05 January 2011

OIL AND ENERGY IN 2011

The energy picture for the new year seems increasingly dismal. The price of oil continues to rise, making everything more costly, from gas at the pump to home energy to a wide range of industrial uses. Oil, inexpensive oil in particular, is so necessary that life as we know it would not be possible without it. Our dependence is complete, and no amount of clean energy mantra is going to change that any time soon, no matter how many federal dollars we waste in subsidies. The price of oil will escalate over the coming years due to a devalued dollar, rising demand in places like China, and the administration’s virtual prohibition of new oil production in the United States. New production consists primarily of offshore drilling, where there are still plentiful reserves of domestic oil, but which the administration has effectively frozen. In the light of our own needs, the nefarious sources of foreign oil and oil pricing, this is insane. New objections are being raised to pipeling oil from the Canadian tar sands; indeed virtually any new source of oil production is being deliberately frustrated.

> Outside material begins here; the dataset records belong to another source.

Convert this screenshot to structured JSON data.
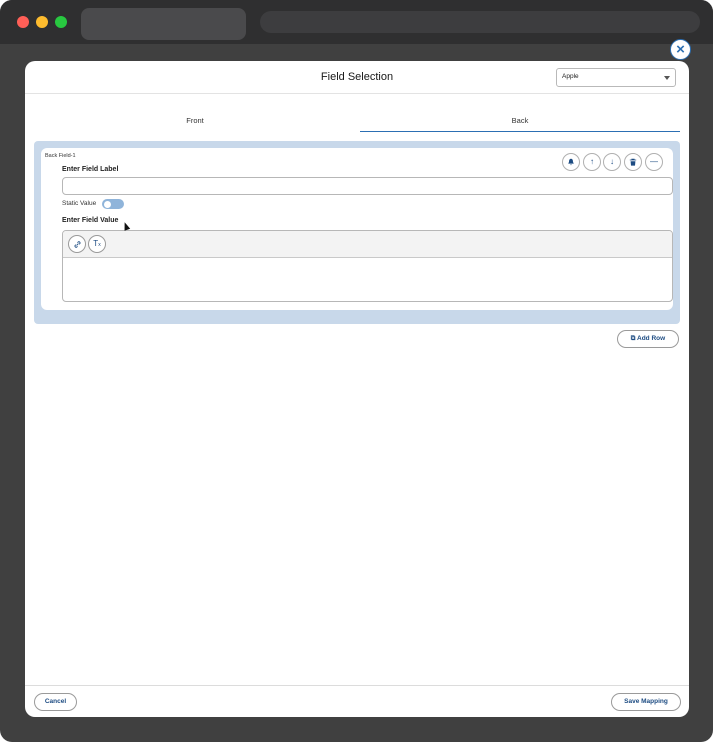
{
  "modal": {
    "title": "Field Selection",
    "object_select": {
      "value": "Apple"
    }
  },
  "tabs": [
    {
      "label": "Front",
      "active": false
    },
    {
      "label": "Back",
      "active": true
    }
  ],
  "field": {
    "id": "Back Field-1",
    "label_heading": "Enter Field Label",
    "label_value": "",
    "static_value_label": "Static Value",
    "static_value_on": false,
    "value_heading": "Enter Field Value",
    "action_icons": [
      "bell-icon",
      "arrow-up-icon",
      "arrow-down-icon",
      "trash-icon",
      "minus-icon"
    ],
    "editor_icons": [
      "link-icon",
      "clear-format-icon"
    ]
  },
  "actions": {
    "add_row": "Add Row",
    "cancel": "Cancel",
    "save": "Save Mapping"
  },
  "colors": {
    "accent": "#2c6fb3",
    "panel": "#c8d8ea",
    "toggle": "#8fb4da"
  }
}
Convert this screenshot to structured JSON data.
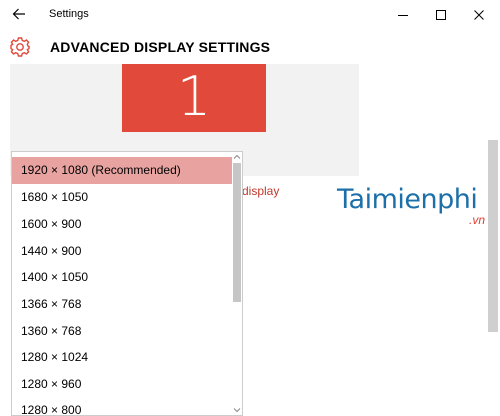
{
  "window": {
    "title": "Settings"
  },
  "header": {
    "title": "ADVANCED DISPLAY SETTINGS"
  },
  "display_preview": {
    "monitor_number": "1"
  },
  "link": {
    "text": "display"
  },
  "watermark": {
    "brand": "Taimienphi",
    "suffix": ".vn"
  },
  "resolution_dropdown": {
    "selected_index": 0,
    "options": [
      "1920 × 1080 (Recommended)",
      "1680 × 1050",
      "1600 × 900",
      "1440 × 900",
      "1400 × 1050",
      "1366 × 768",
      "1360 × 768",
      "1280 × 1024",
      "1280 × 960",
      "1280 × 800"
    ]
  },
  "colors": {
    "accent": "#e14a3a",
    "selected_item": "#e8a3a0",
    "link": "#c0392b",
    "watermark_blue": "#1c6fa8",
    "watermark_red": "#e03c2b"
  }
}
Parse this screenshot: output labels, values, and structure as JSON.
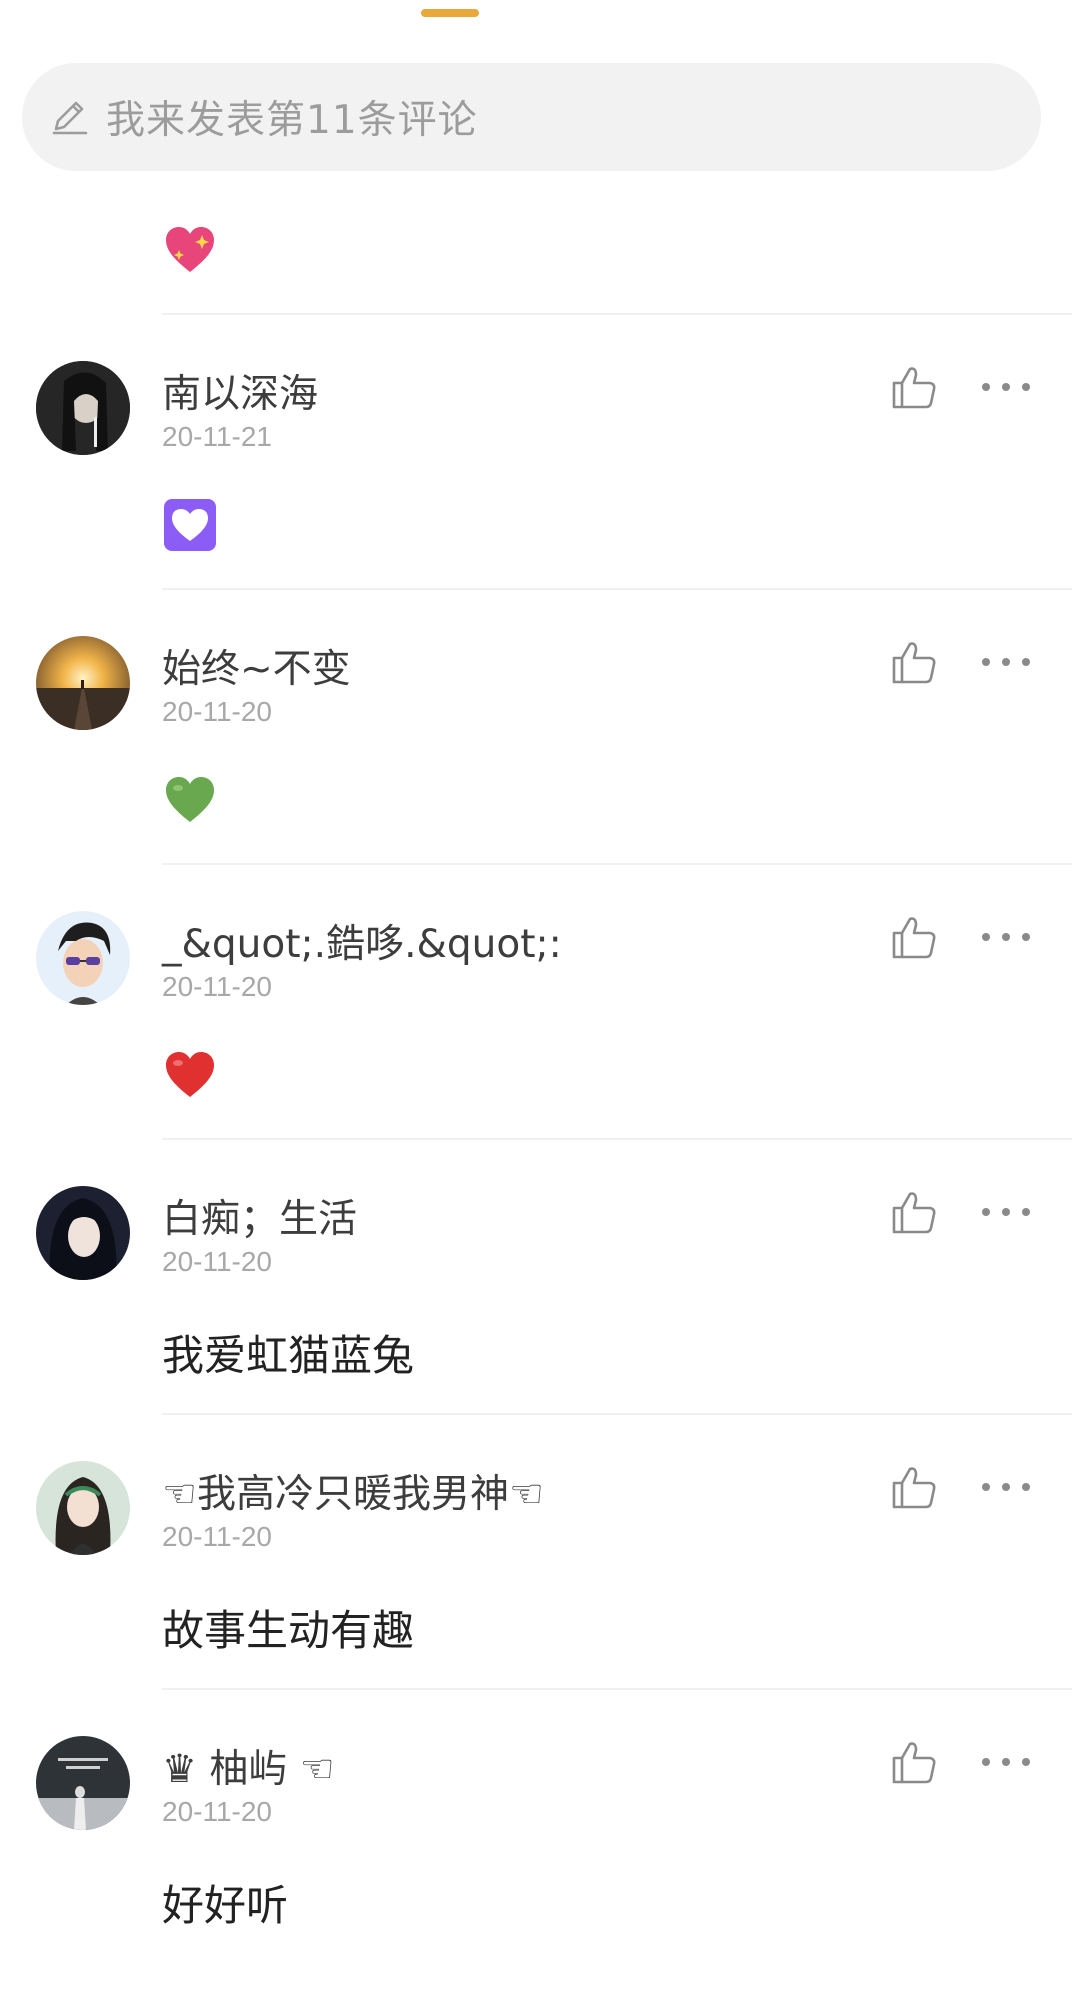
{
  "comment_input": {
    "placeholder": "我来发表第11条评论",
    "icon": "pencil-icon"
  },
  "top_comment_content": {
    "emoji": "sparkling-heart",
    "color": "#e8457a"
  },
  "comments": [
    {
      "username": "南以深海",
      "date": "20-11-21",
      "content_type": "emoji",
      "emoji": "white-heart-purple-square",
      "emoji_color": "#8b5cf6"
    },
    {
      "username": "始终~不变",
      "date": "20-11-20",
      "content_type": "emoji",
      "emoji": "green-heart",
      "emoji_color": "#6aa84f"
    },
    {
      "username": "_&quot;.鋯哆.&quot;:",
      "date": "20-11-20",
      "content_type": "emoji",
      "emoji": "red-heart",
      "emoji_color": "#e0302f"
    },
    {
      "username": "白痴；生活",
      "date": "20-11-20",
      "content_type": "text",
      "text": "我爱虹猫蓝兔"
    },
    {
      "username": "☜我高冷只暖我男神☜",
      "date": "20-11-20",
      "content_type": "text",
      "text": "故事生动有趣"
    },
    {
      "username": "♛ 柚屿 ☜",
      "date": "20-11-20",
      "content_type": "text",
      "text": "好好听"
    }
  ],
  "icons": {
    "like": "thumbs-up-icon",
    "more": "more-dots-icon"
  },
  "colors": {
    "accent": "#e8a93a",
    "input_bg": "#f2f2f2",
    "date": "#a8a8a8",
    "icon": "#8a8a8a"
  }
}
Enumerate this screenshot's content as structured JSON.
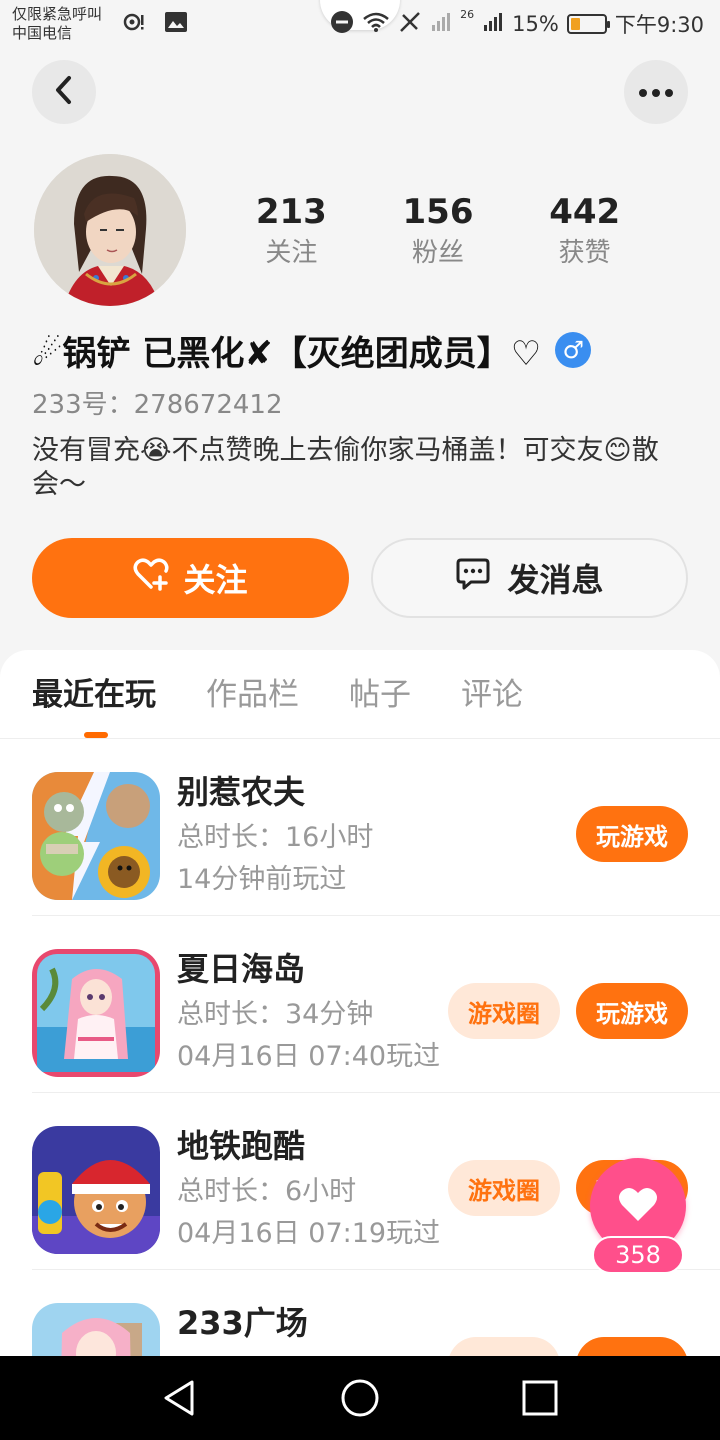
{
  "status_bar": {
    "carrier_line1": "仅限紧急呼叫",
    "carrier_line2": "中国电信",
    "network": "26",
    "battery": "15%",
    "time": "下午9:30"
  },
  "header": {
    "back_icon": "chevron-left-icon",
    "more_icon": "more-horizontal-icon"
  },
  "profile": {
    "username": "☄锅铲 已黑化✘【灭绝团成员】♡",
    "gender_symbol": "♂",
    "user_id": "233号：278672412",
    "bio": "没有冒充😭不点赞晚上去偷你家马桶盖！可交友😊散会～",
    "stats": [
      {
        "value": "213",
        "label": "关注"
      },
      {
        "value": "156",
        "label": "粉丝"
      },
      {
        "value": "442",
        "label": "获赞"
      }
    ],
    "follow_label": "关注",
    "message_label": "发消息"
  },
  "tabs": [
    {
      "label": "最近在玩",
      "active": true
    },
    {
      "label": "作品栏",
      "active": false
    },
    {
      "label": "帖子",
      "active": false
    },
    {
      "label": "评论",
      "active": false
    }
  ],
  "games": [
    {
      "name": "别惹农夫",
      "duration": "总时长：16小时",
      "last_played": "14分钟前玩过",
      "play_label": "玩游戏",
      "circle_label": ""
    },
    {
      "name": "夏日海岛",
      "duration": "总时长：34分钟",
      "last_played": "04月16日 07:40玩过",
      "play_label": "玩游戏",
      "circle_label": "游戏圈"
    },
    {
      "name": "地铁跑酷",
      "duration": "总时长：6小时",
      "last_played": "04月16日 07:19玩过",
      "play_label": "玩游戏",
      "circle_label": "游戏圈"
    },
    {
      "name": "233广场",
      "duration": "",
      "last_played": "",
      "play_label": "",
      "circle_label": ""
    }
  ],
  "floating_like": {
    "count": "358"
  },
  "colors": {
    "accent": "#ff7210",
    "like_pink": "#ff4f8b",
    "male_blue": "#3a8ef0"
  }
}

Nothing produces electricity as cheaply as coal, which we have in abundance in the United States, yet the EPA is now threatening the entire energy industry with onerous new regulations concerned not with pollution, but greenhouse gasses. Higher electricity prices are thus being deliberately induced by the government. Needless to say, life as we know it would also not be possible without cheap electricity.

The administration wants to wish these things away with vague visions of green energy, and things like expensive electric cars that no one is buying, but which we are all forced to subsidize. Yet despite their aversion to “old” energy sources they have nothing to offer in the way of “alternative energy” that is in any sense practically available now or any time in the near future. These policies are deliberately destructive of our industrial economy, which does not need further blows given stubbornly high unemployment and low growth. We are still the world’s largest industrial economy and ought to make it our business to remain so.

The electorate responded, and will continue to respond to misguided priorities that have nothing to do with economic growth. The top priority of any administration ought to be encouraging economic growth, usually best done by getting out of the way. We also need a cold dose of realism about our true energy sources and needs for the foreseeable future.